Formation of Galaxy Clusters

Formation of galaxy clusters corresponds to the collapse of the largest gravitationally bound overdensities in the initial density field and is accompanied by the most energetic phenomena since the Big Bang and by the complex interplay between gravity-induced dynamics of collapse and baryonic processes associated with galaxy formation. Galaxy clusters are, thus, at the cross-roads of cosmology and astrophysics and are unique laboratories for testing models of gravitational structure formation, galaxy evolution, thermodynamics of the intergalactic medium, and plasma physics. At the same time, their large masses make them a useful probe of growth of structure over cosmological time, thus providing cosmological constraints that are complementary to other probes.
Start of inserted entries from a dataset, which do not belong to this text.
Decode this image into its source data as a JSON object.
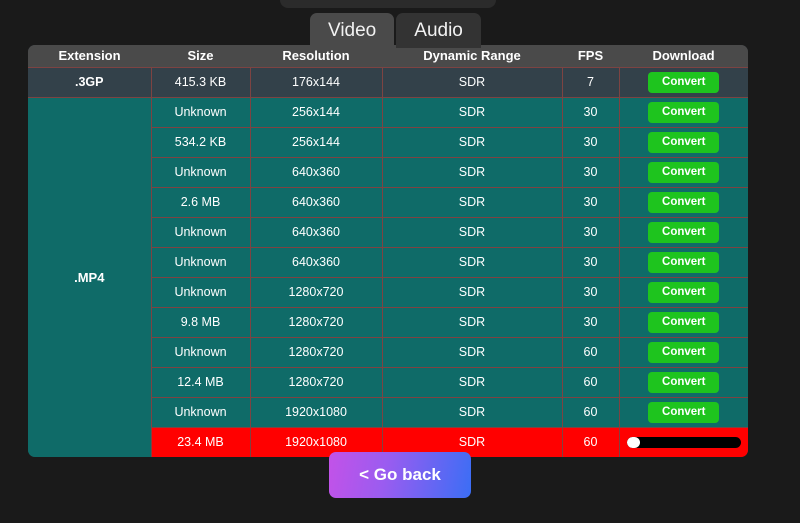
{
  "page": {
    "background_color": "#1a1a1a"
  },
  "tabs": [
    {
      "label": "Video",
      "active": true
    },
    {
      "label": "Audio",
      "active": false
    }
  ],
  "table": {
    "columns": [
      "Extension",
      "Size",
      "Resolution",
      "Dynamic Range",
      "FPS",
      "Download"
    ],
    "groups": [
      {
        "extension": ".3GP",
        "style": "slate",
        "rows": [
          {
            "size": "415.3 KB",
            "resolution": "176x144",
            "dynamic_range": "SDR",
            "fps": "7",
            "action": "Convert",
            "state": "idle"
          }
        ]
      },
      {
        "extension": ".MP4",
        "style": "teal",
        "rows": [
          {
            "size": "Unknown",
            "resolution": "256x144",
            "dynamic_range": "SDR",
            "fps": "30",
            "action": "Convert",
            "state": "idle"
          },
          {
            "size": "534.2 KB",
            "resolution": "256x144",
            "dynamic_range": "SDR",
            "fps": "30",
            "action": "Convert",
            "state": "idle"
          },
          {
            "size": "Unknown",
            "resolution": "640x360",
            "dynamic_range": "SDR",
            "fps": "30",
            "action": "Convert",
            "state": "idle"
          },
          {
            "size": "2.6 MB",
            "resolution": "640x360",
            "dynamic_range": "SDR",
            "fps": "30",
            "action": "Convert",
            "state": "idle"
          },
          {
            "size": "Unknown",
            "resolution": "640x360",
            "dynamic_range": "SDR",
            "fps": "30",
            "action": "Convert",
            "state": "idle"
          },
          {
            "size": "Unknown",
            "resolution": "640x360",
            "dynamic_range": "SDR",
            "fps": "30",
            "action": "Convert",
            "state": "idle"
          },
          {
            "size": "Unknown",
            "resolution": "1280x720",
            "dynamic_range": "SDR",
            "fps": "30",
            "action": "Convert",
            "state": "idle"
          },
          {
            "size": "9.8 MB",
            "resolution": "1280x720",
            "dynamic_range": "SDR",
            "fps": "30",
            "action": "Convert",
            "state": "idle"
          },
          {
            "size": "Unknown",
            "resolution": "1280x720",
            "dynamic_range": "SDR",
            "fps": "60",
            "action": "Convert",
            "state": "idle"
          },
          {
            "size": "12.4 MB",
            "resolution": "1280x720",
            "dynamic_range": "SDR",
            "fps": "60",
            "action": "Convert",
            "state": "idle"
          },
          {
            "size": "Unknown",
            "resolution": "1920x1080",
            "dynamic_range": "SDR",
            "fps": "60",
            "action": "Convert",
            "state": "idle"
          },
          {
            "size": "23.4 MB",
            "resolution": "1920x1080",
            "dynamic_range": "SDR",
            "fps": "60",
            "action": "",
            "state": "converting",
            "progress_percent": 12
          }
        ]
      }
    ]
  },
  "footer": {
    "go_back_label": "< Go back"
  },
  "colors": {
    "header_bg": "#4a4a4a",
    "row_slate": "#33414a",
    "row_teal": "#0f6b68",
    "row_active": "#ff0000",
    "cell_border": "#7d4342",
    "convert_green": "#1ec41e",
    "progress_track": "#000000",
    "progress_fill": "#ffffff"
  }
}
In this review, we describe our current understanding of cluster formation: from the general picture of collapse from initial density fluctuations in an expanding Universe to detailed simulations of cluster formation including the effects of galaxy formation. We outline both the areas in which highly accurate predictions of theoretical models can be obtained and areas where predictions are uncertain due to uncertain physics of galaxy formation and feedback. The former includes the description of the structural properties of the dark matter halos hosting clusters, their mass function, and clustering properties. Their study provides a foundation for cosmological applications of clusters and for testing the fundamental assumptions of the standard model of structure formation. The latter includes the description of the total gas and stellar fractions and the thermodynamical and nonthermal processes in the intracluster plasma. Their study serves as a testing ground for galaxy formation models and plasma physics. In this context, we identify a suitable radial range where the observed thermal properties of the intracluster plasma exhibit the most regular behavior and, thus, can be used to define robust observational proxies for the total cluster mass. Finally, we discuss the formation of clusters in nonstandard cosmological models, such as non-Gaussian models for the initial density field and models with modified gravity, along with prospects for testing these alternative scenarios with large cluster surveys in the near future.